When Rashi Gupta, a doctoral student at India’s premier engineering institution, the Indian Institute of Technology in capital New Delhi goes to her lab every morning from her hostel on the campus, she hails a cycle rickshaw. “I like the rickshaw,” says Ms Gupta, who is doing research into replacing the hazardous chemical fertilizers with bio nutrients to help the country’s farmers. “The rickshaw is comfortable and keeps our campus less polluted,” adds the agricultural engineering scientist. Devi Lal, a second semester biotechnology under graduate, echoes Ms Gupta’s opinion. “I use only cycle rickshaws inside the campus. My friends too, ” he says.
The 17 cycle rickshaws on the campus of Indian Institute of Technology (IIT), Delhi, are a popular mode of transportation among both the students and the faculty. When the students talk about the rickshaws, a sense of belonging is palpable. In fact, the cycle rickshaws that run on the IIT-Delhi campus are the products of the institute’s own Industrial Design and Development Centre. Developed in the late 1990s for an Agra-based organisation, which wanted a model that would be more comfortable than the conventional ones, the rickshaw of IIT-Delhi was adopted for use by the institute itself soon after, when it decided not to allow students to keep motor cycles. To the initial 10 rickshaws, which were free, the institute added seven more later.

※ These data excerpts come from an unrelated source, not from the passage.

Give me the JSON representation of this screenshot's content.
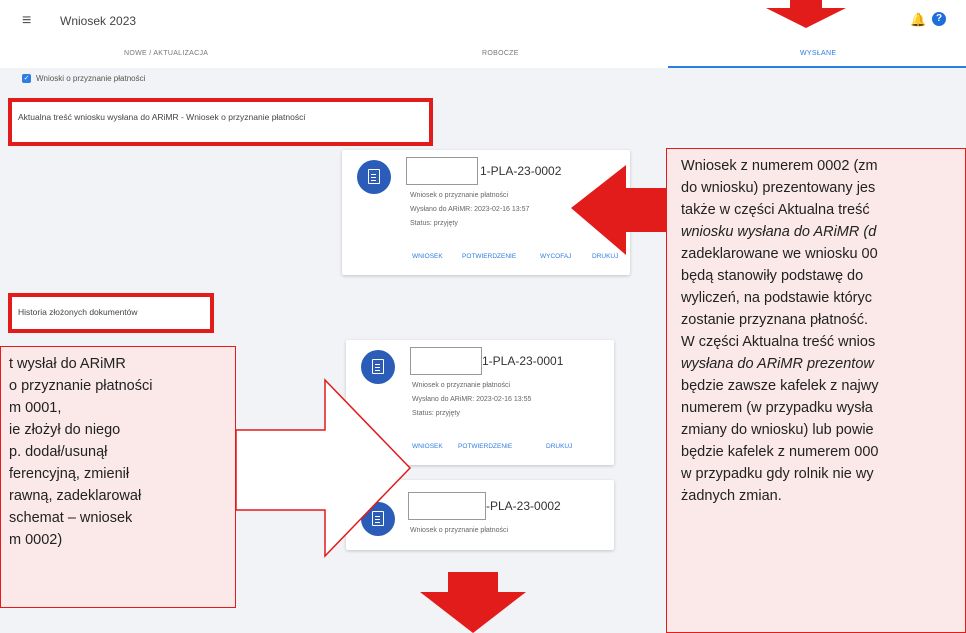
{
  "app": {
    "title": "Wniosek 2023"
  },
  "tabs": [
    {
      "label": "NOWE / AKTUALIZACJA",
      "active": false
    },
    {
      "label": "ROBOCZE",
      "active": false
    },
    {
      "label": "WYSŁANE",
      "active": true
    }
  ],
  "filter": {
    "checkbox_label": "Wnioski o przyznanie płatności",
    "checked": true
  },
  "sections": {
    "current": "Aktualna treść wniosku wysłana do ARiMR - Wniosek o przyznanie płatności",
    "history": "Historia złożonych dokumentów"
  },
  "cards": [
    {
      "number": "1-PLA-23-0002",
      "type": "Wniosek o przyznanie płatności",
      "sent": "Wysłano do ARiMR: 2023-02-16 13:57",
      "status": "Status: przyjęty",
      "links": [
        "WNIOSEK",
        "POTWIERDZENIE",
        "WYCOFAJ",
        "DRUKUJ"
      ]
    },
    {
      "number": "1-PLA-23-0001",
      "type": "Wniosek o przyznanie płatności",
      "sent": "Wysłano do ARiMR: 2023-02-16 13:55",
      "status": "Status: przyjęty",
      "links": [
        "WNIOSEK",
        "POTWIERDZENIE",
        "DRUKUJ"
      ]
    },
    {
      "number": "-PLA-23-0002",
      "type": "Wniosek o przyznanie płatności"
    }
  ],
  "notes": {
    "right": [
      "Wniosek z numerem 0002 (zm",
      "do wniosku) prezentowany jes",
      "także w części Aktualna treść",
      "wniosku wysłana do ARiMR (d",
      "zadeklarowane we wniosku 00",
      "będą stanowiły podstawę do",
      "wyliczeń, na podstawie któryc",
      "zostanie przyznana płatność.",
      "W części Aktualna treść wnios",
      "wysłana do ARiMR prezentow",
      "będzie zawsze kafelek z najwy",
      "numerem (w przypadku wysła",
      "zmiany do wniosku) lub powie",
      "będzie kafelek z numerem 000",
      "w przypadku gdy rolnik nie wy",
      "żadnych zmian."
    ],
    "left": [
      "t wysłał do ARiMR",
      "o przyznanie płatności",
      "m 0001,",
      "ie złożył do niego",
      "p. dodał/usunął",
      "ferencyjną, zmienił",
      "rawną, zadeklarował",
      "schemat – wniosek",
      "m 0002)"
    ]
  },
  "colors": {
    "accent": "#2f7de1",
    "annotation": "#e21b1b",
    "icon_bg": "#2b5db8"
  },
  "icons": [
    "menu-icon",
    "bell-icon",
    "help-icon",
    "document-icon"
  ]
}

While the rickshaw drivers were paid salaries to begin with, the wages were stopped when it was decided to hand over the ownership of the vehicles to their drivers. “We gave the rickshaws to the drivers free and asked them to maintain them and run them,” says retired army captain B N Yadav, the IIT-Delhi official who is in-charge of the running of the rickshaws on the campus. The drivers were then allowed to charge their passengers. The charges range between Rs 5 and Rs 15 for one passenger and Rs 10 and Rs 20 for two passengers, depending on the distance. “The rickshaws give employment to 17 people and improve the quality of air on the campus,” says Capt. Yadav.
The rickshaws are available to the passengers from 7:30 in the morning to 8:30 in the night seven days a week. “We get passengers everyday, but there are not many during the summer break,” says Nanku Kashyap, who has been a rickshaw driver in IIT-Delhi for the last 10 years. The institute campus, which is spread over 130 hectares in the historical locale of Hauz Khas in South Delhi, houses 8,600 students.